By default, though, C++ is designed to be backwards-compatible with C, i.e. a C program will generally compile and work under a C++ compiler the same way it does in a C compiler, and that means that old-fashioned strings, "things like this in your code", will still end up as pointers to bits of memory that will give non-obvious results to the beginner when you start comparing them.
Oh, and that "string pooling" I mentioned at the beginning? That's where some more complexity might creep in. A smart compiler, to be efficient with its memory, may well spot that in your case, the strings are the same and can't be changed, and therefore only allocate one block of memory, with both of your names, "Maya", pointing at it.

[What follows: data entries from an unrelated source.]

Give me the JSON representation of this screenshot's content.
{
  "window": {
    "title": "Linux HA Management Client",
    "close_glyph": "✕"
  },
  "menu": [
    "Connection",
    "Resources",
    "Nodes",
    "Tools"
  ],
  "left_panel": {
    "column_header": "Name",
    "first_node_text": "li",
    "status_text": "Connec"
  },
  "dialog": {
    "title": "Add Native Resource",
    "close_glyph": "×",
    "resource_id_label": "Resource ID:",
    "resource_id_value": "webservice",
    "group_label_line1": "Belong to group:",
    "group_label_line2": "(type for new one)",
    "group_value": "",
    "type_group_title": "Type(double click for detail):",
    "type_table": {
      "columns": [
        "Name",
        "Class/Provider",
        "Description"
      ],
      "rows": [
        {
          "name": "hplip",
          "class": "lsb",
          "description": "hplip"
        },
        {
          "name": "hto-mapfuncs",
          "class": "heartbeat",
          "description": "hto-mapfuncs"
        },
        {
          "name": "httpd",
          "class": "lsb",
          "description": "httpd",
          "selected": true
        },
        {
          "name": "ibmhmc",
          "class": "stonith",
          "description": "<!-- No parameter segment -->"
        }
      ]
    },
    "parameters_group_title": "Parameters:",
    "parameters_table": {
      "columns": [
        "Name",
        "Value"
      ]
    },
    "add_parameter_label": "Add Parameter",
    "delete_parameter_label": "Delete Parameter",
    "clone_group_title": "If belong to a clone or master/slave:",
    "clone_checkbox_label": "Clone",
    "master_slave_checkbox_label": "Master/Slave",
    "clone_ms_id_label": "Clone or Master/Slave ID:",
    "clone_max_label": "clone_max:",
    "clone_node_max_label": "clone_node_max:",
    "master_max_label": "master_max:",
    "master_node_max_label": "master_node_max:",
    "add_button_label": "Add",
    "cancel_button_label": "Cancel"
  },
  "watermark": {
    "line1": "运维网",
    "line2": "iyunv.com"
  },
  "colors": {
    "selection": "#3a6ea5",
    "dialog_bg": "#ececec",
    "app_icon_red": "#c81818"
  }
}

At which point, comparing the "strings" -- the pointers -- will tell you that they are, in fact, equal. But more by luck than design!
This "string pooling" behaviour will change from compiler to compiler, and often will differ between debug and release modes of the same compiler, as the release mode often includes optimisations like this, which will make the output code more compact (it only has to have one block of memory with "Maya" in, not two, so it's saved five -- remember that null terminator! -- bytes in the object code.) And that's the kind of behaviour that can drive a person insane if they don't know what's going on :)
If nothing else, this answer might give you a lot of search terms for the thousands of articles that are out there on the web already, trying to explain this. It's a bit painful, and everyone goes through it. If you can get your head around pointers, you'll be a much better C or C++ programmer in the long run, whether you choose to use std::string instead or not!